つれづれ

名古屋市内の画廊・佐橋美術店のブログ

終わりが見えてきた頃に

2024年11月02日 | 山口薫展
気がつくとすでに11月。
今年も残すところあと2ヶ月ということになりました。


昨年の今頃は「最後の無眼界展」を開き、みなさまにご来店をいただきました。

お遠くからお客様にご来店いただいたことや、どんな作品を並べたかはかろうじて覚えておりますが、その時の自分の心情については何も覚えていません。

玉ねぎの皮を剥く時のように、私自身が外側から一枚一枚剥がされていくような気持ちで現実を過ごしていたのだと思います。

沢山の涙と共に、ボロボロに傷ついた小さな芯が出てきて、よく見るとその芯はボキッと折れていたかもしれないなぁと今振り返るとそう感じます。

一年後のいま、こうして山口薫展を開かせていただいている私は、何も成長していないようで。。かろうじて折れた芯はくっつき始めている。そんな気がしています。


くっつき始めてくれたのは、佐橋の形が消えた世界に自分が生き残ってしまっているという感覚と、ブログをお読みくださる皆さまとのご縁、そして何よりも佐橋との思い出も含め、当店にお通いくださる皆様が、当店や私におかけくださる「情」によるものだと確信しています。

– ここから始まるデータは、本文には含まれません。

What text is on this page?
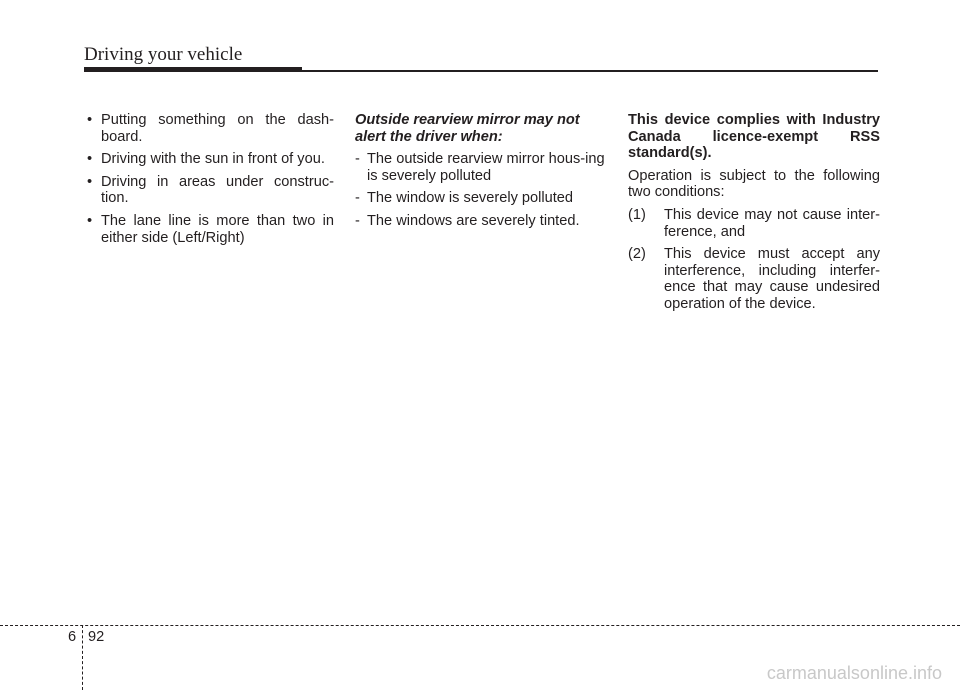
Driving your vehicle
• Putting something on the dash-board.
• Driving with the sun in front of you.
• Driving in areas under construc-tion.
• The lane line is more than two in either side (Left/Right)

Outside rearview mirror may not alert the driver when:

- The outside rearview mirror hous-ing is severely polluted
- The window is severely polluted
- The windows are severely tinted.

This device complies with Industry Canada licence-exempt RSS standard(s).

Operation is subject to the following two conditions:

(1) This device may not cause inter-ference, and
(2) This device must accept any interference, including interfer-ence that may cause undesired operation of the device.
6 92
carmanualsonline.info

お通いくださいますお客様とは10年、20年、30年のお付き合いをさせていただいています。

皆さま立派なご病気もち。美術品に魅せられた方達です。

また佐橋が亡くなる直前、その後から当店にお通いくださるお客様がたも既に重病を抱えていらっしゃる方達です。

ただ、ただですね。そういうみなさまは、とてもお優しい。情が深い。

それは元々のご性質もあるのかもしれませんが、私はこの仕事をさせていただいているので、「日々ご覧くださる美術品の果たす役割」をそこに結び付けたいのです。こじつけであっても、美術品に日々触れられる方達は、より情を深められている。このとき、情は人情というより情緒、つまり人の悲しみのわかる気持のことを指したいと思っています。

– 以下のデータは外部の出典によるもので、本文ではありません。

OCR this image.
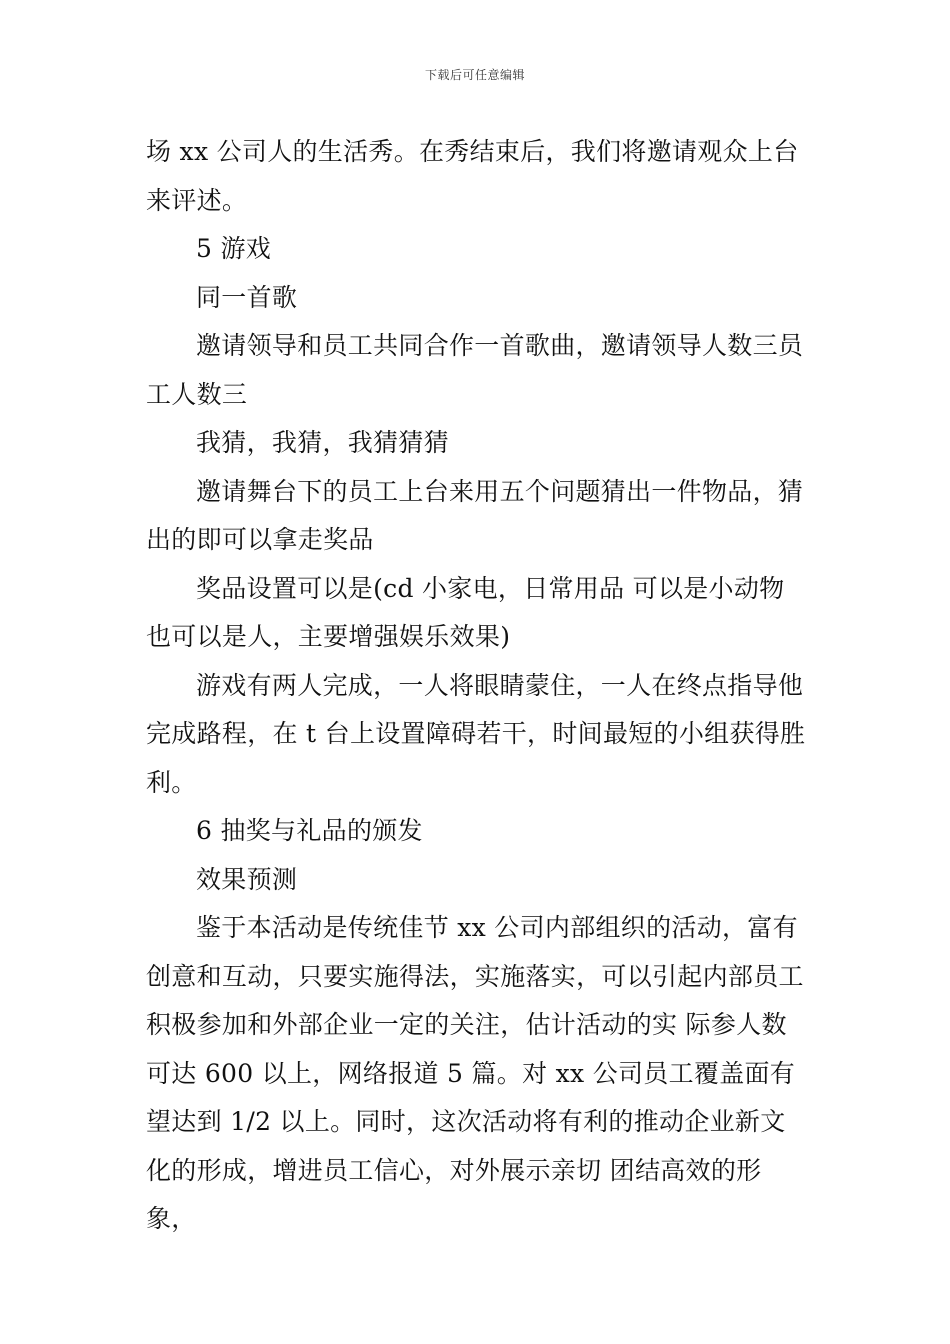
下载后可任意编辑

场 xx 公司人的生活秀。在秀结束后，我们将邀请观众上台来评述。

5 游戏

同一首歌

邀请领导和员工共同合作一首歌曲，邀请领导人数三员工人数三

我猜，我猜，我猜猜猜

邀请舞台下的员工上台来用五个问题猜出一件物品，猜出的即可以拿走奖品

奖品设置可以是(cd 小家电，日常用品 可以是小动物也可以是人，主要增强娱乐效果)

游戏有两人完成，一人将眼睛蒙住，一人在终点指导他完成路程，在 t 台上设置障碍若干，时间最短的小组获得胜利。

6 抽奖与礼品的颁发

效果预测

鉴于本活动是传统佳节 xx 公司内部组织的活动，富有创意和互动，只要实施得法，实施落实，可以引起内部员工积极参加和外部企业一定的关注，估计活动的实 际参人数可达 600 以上，网络报道 5 篇。对 xx 公司员工覆盖面有望达到 1/2 以上。同时，这次活动将有利的推动企业新文化的形成，增进员工信心，对外展示亲切 团结高效的形象，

何も明治時代や昭和時代に帰れとは申しませんが、そして私たちの好きな近代の日本もきっと当時は混乱の中にあったでしょうけれど、少なくても今よりは人々の中に日本人的な魂が見受けられた時代の作品たちに触れることは悪いことではないように思っています。

そして、目の前に形が見えないからとネットの中で好き勝手をしたり、ゴミを不当投棄しているよりは、「あぁ、また買ってしまったぁ〜」と目の前にある重い額や場所をとる箱、そしてご家族からの冷たい視線のように、物理的な「罰」を背負いながらのコレクター道というのは、案外真っ当な人間味ある世界ではないかと思っています。

ただ集める癖のある方達は、物を捨てられないという一面もお持ちなので、その辺りのバランスにはご家族や他者のご意見も取り入れていただいた方が良いようにも思います。

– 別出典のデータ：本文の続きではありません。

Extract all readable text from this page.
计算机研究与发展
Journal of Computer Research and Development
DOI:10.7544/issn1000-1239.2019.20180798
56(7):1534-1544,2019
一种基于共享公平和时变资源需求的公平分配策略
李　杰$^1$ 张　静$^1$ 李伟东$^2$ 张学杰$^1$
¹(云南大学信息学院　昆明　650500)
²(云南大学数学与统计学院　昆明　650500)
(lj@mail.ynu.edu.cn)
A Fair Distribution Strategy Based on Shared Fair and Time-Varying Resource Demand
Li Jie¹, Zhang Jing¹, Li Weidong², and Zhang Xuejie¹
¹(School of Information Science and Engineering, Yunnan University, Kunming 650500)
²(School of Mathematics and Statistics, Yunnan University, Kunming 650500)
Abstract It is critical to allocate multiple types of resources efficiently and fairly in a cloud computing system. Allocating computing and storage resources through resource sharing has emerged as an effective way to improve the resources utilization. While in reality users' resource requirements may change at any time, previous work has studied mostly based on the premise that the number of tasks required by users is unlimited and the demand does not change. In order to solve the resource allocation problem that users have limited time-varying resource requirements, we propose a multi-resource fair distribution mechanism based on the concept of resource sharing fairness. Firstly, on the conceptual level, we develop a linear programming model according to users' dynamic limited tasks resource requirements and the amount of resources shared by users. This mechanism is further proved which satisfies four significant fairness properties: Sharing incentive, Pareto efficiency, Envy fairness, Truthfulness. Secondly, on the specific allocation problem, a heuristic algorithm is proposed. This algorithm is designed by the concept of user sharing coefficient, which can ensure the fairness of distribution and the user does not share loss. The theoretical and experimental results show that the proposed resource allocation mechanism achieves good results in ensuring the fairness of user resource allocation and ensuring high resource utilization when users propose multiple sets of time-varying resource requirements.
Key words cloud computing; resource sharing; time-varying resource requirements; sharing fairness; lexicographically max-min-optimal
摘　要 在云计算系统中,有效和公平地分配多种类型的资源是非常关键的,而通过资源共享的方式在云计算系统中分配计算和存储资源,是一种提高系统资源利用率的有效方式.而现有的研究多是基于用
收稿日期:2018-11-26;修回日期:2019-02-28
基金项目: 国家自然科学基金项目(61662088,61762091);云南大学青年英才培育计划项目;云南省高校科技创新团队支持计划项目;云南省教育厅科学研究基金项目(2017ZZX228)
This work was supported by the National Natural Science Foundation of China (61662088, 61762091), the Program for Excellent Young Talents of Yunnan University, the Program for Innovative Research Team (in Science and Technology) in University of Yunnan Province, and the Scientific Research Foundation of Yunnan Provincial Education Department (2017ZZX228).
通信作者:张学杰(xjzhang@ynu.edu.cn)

私もなんとかくっついた芯に、元の木阿弥のように要らない皮を何重にも重ねていかないように、つまり歳やプライドに執着しないようになんとかこれからを過ごしていけたらと思っています。

が、結局生きるって難しいなぁ〜と感じます。


明日の最終日が見えてから、なんだかとてもご来客が多く、薫展の評判が評判を呼んで、しかも今回知ったことですが、「美術館難民?」キティーちゃん展とか、、、今の美術館の展示に飽き足らない昔からの絵画ファンの方たちがここに集結されるというイメージがあって、、、1人ではどうしようもない現実が見えてきました。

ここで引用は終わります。